| Subject: Re: Tonopah Test Range images June 2010 |
| From: "miso@sushi.com" <miso@sushi.com> |
| Date: 14/07/2010, 06:06 |
| Newsgroups: alt.conspiracy.area51 |
On Jul 13, 12:10 pm, Gosh Darn <stealth...@iglou.com> wrote:
On Tue, 13 Jul 2010 00:17:35 -0700 (PDT), "m...@sushi.com"
<m...@sushi.com> wrote:
http://www.lazygranch.com/images/ttr/june2010/ttr_62010.jpg
or
http://www.lazygranch.com/images/ttr/june2010/ttr_062010_large.jpg
I suggest saving the files and viewing with Irfanview as these files
will probably be too large for your browser.
More to come ...
Ok, what the hell kind of camera took those, I saw
panorama cameras that turned beginning when I was
in grade school in the early 1930s, but they didn't
make images with even 20 percent such an extreme
aspect ratio.
Also I work with 200 megabyte image files that
don't have the resolution of that big image at 13.3
I loaded it in my ACDsee 4.9 image editor and
rotated it 90 degrees to print on my 24 inch wide
printer, but realized the print would be over 20 feet
long, and I don't have a wall long enough to hang
it on.
IE called up Firefox for some reason, and Firefox
displayed the image so it all fit on the screen, so it
had hardly no height at all.
If it is not a secret please post the details on
the camera.
I just pasted single frames side by side. I attempt to do a good job,
but generally you can spot where I go from one frame to the next. The
lens is telescope plus barlow, making it about 2200mm in equivalent
focal length. Those shots are from about 15 miles away.
http://www.ptgui.com/
is probably the best of the bunch if you want to warp the images
before connecting them together. There is also a free version (the
predecessor to the commercial product) All I do is apply gradients to
even out the light, since the center of an image is usually a hot
spot. I also apply a gradient to attenuate the blue channel as you go
from bottom to top of the image, with more blue attenuation at the
top.

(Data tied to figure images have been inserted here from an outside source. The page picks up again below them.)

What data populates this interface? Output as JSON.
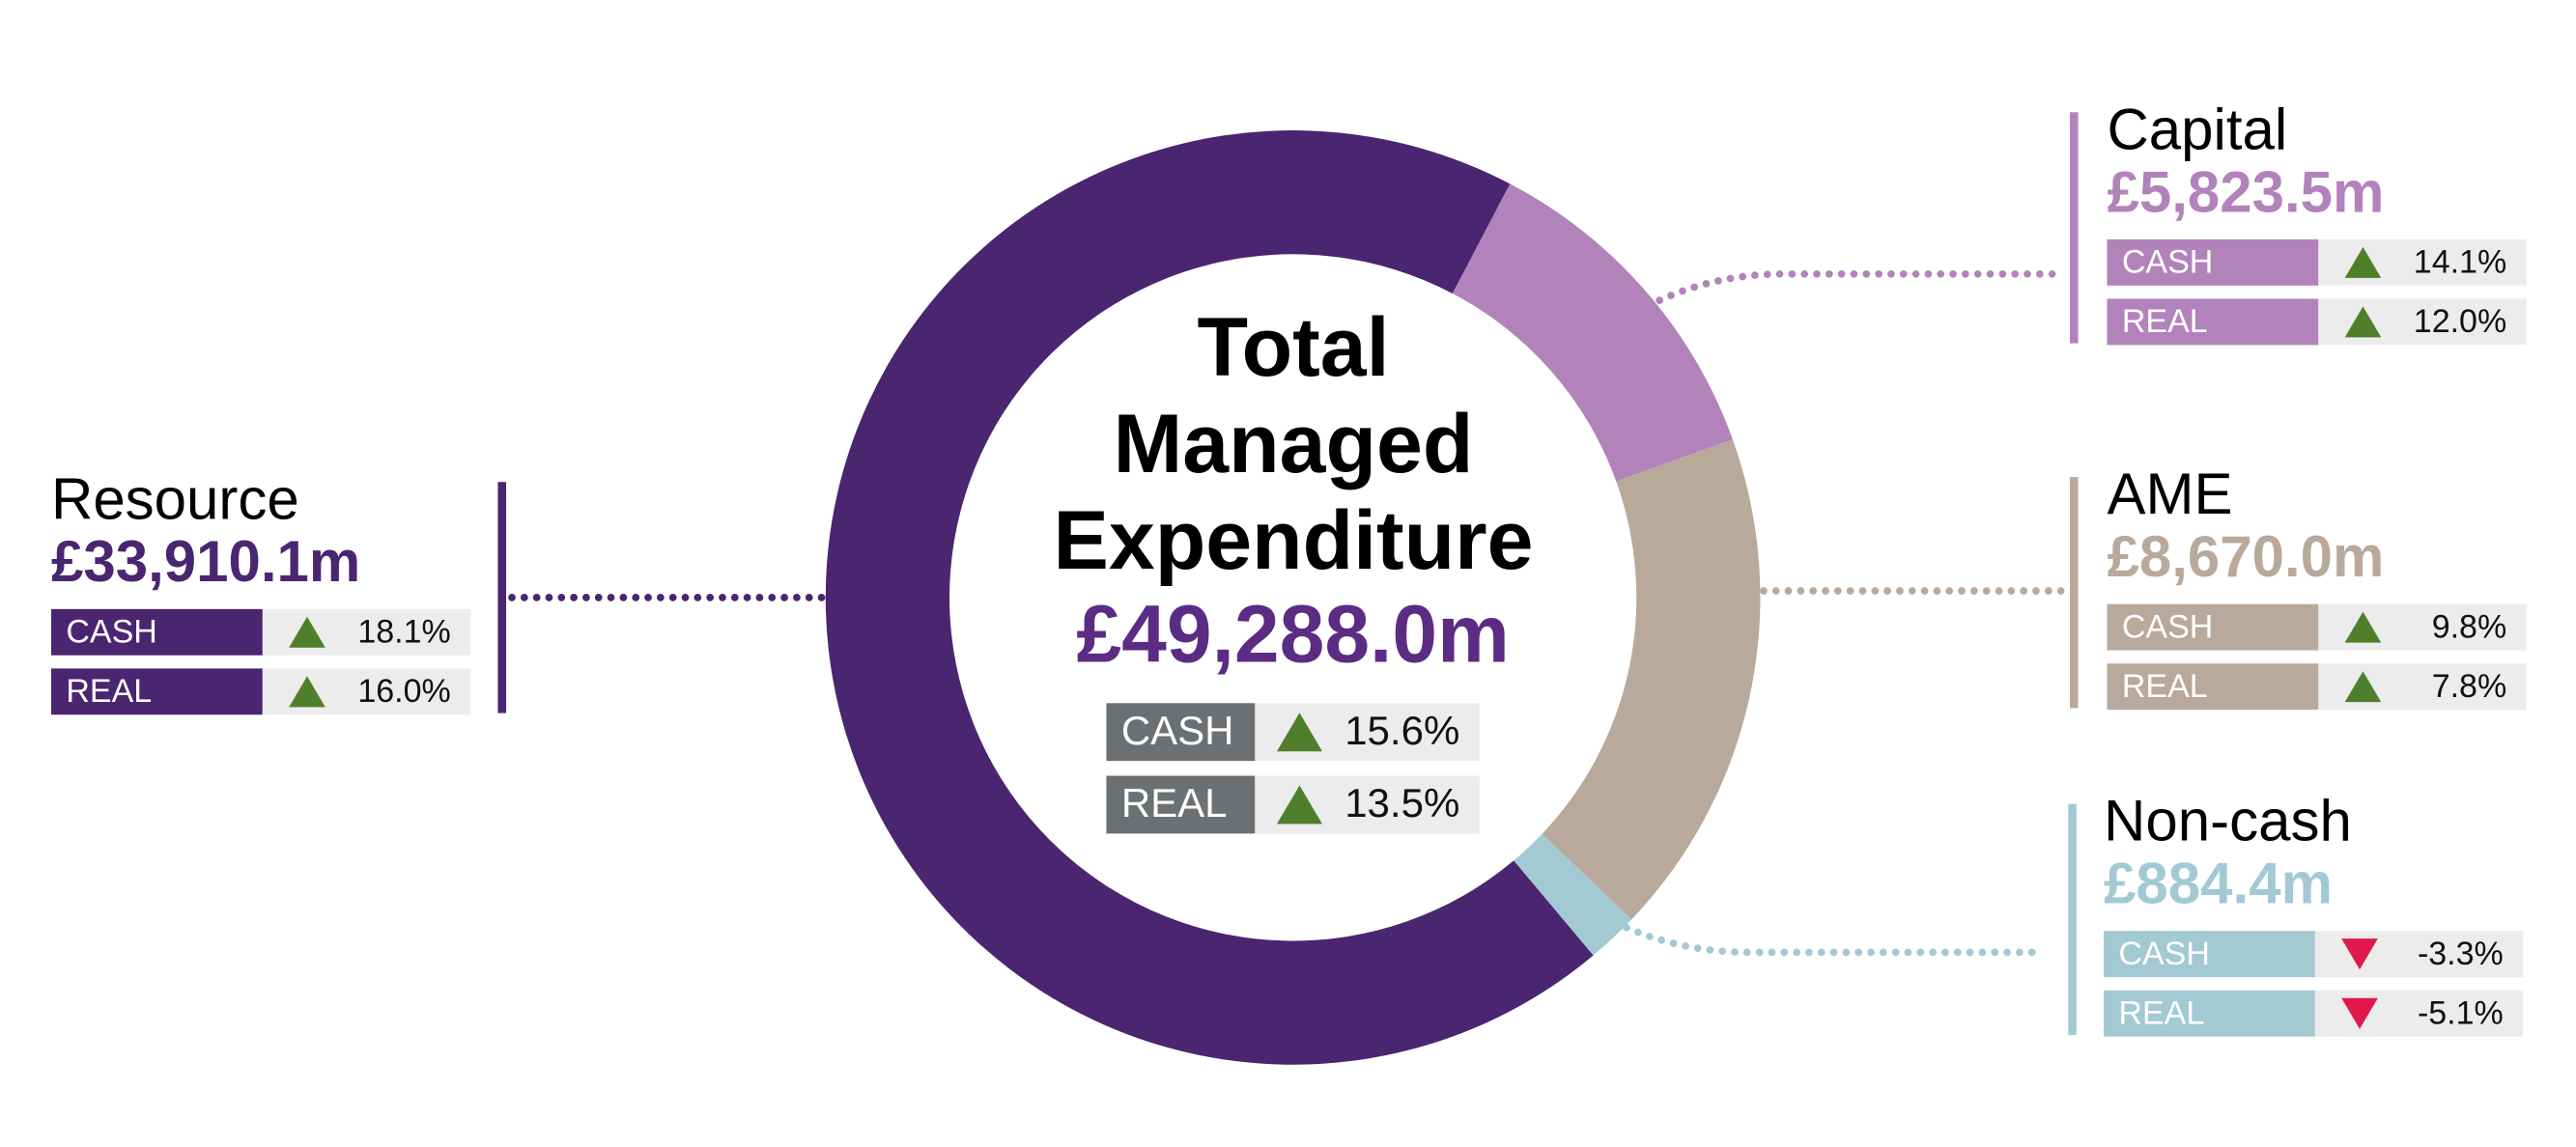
{
  "chart_data": {
    "type": "donut",
    "title": "Total Managed Expenditure",
    "total": "£49,288.0m",
    "total_changes": [
      {
        "name": "CASH",
        "value": 15.6,
        "label": "15.6%"
      },
      {
        "name": "REAL",
        "value": 13.5,
        "label": "13.5%"
      }
    ],
    "categories": [
      "Resource",
      "Capital",
      "AME",
      "Non-cash"
    ],
    "values": [
      33910.1,
      5823.5,
      8670.0,
      884.4
    ],
    "value_labels": [
      "£33,910.1m",
      "£5,823.5m",
      "£8,670.0m",
      "£884.4m"
    ],
    "colors": [
      "#4a2570",
      "#b283bb",
      "#b8a99a",
      "#a3c9d3"
    ],
    "changes": [
      [
        {
          "name": "CASH",
          "value": 18.1,
          "label": "18.1%"
        },
        {
          "name": "REAL",
          "value": 16.0,
          "label": "16.0%"
        }
      ],
      [
        {
          "name": "CASH",
          "value": 14.1,
          "label": "14.1%"
        },
        {
          "name": "REAL",
          "value": 12.0,
          "label": "12.0%"
        }
      ],
      [
        {
          "name": "CASH",
          "value": 9.8,
          "label": "9.8%"
        },
        {
          "name": "REAL",
          "value": 7.8,
          "label": "7.8%"
        }
      ],
      [
        {
          "name": "CASH",
          "value": -3.3,
          "label": "-3.3%"
        },
        {
          "name": "REAL",
          "value": -5.1,
          "label": "-5.1%"
        }
      ]
    ]
  }
}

This is because the top of the image contains areas that are
further way, with more distance equating to more atmosphere, and thus
more haze.
The image itself is filters with a KR1.5 and a 400nm low pass filter.
The lowpass kills the haze due to scattering (which is proportional to
the inverse of the 4th power of the wavelength), while the KR1.5
reduces the blue gradually to restore a natural balance.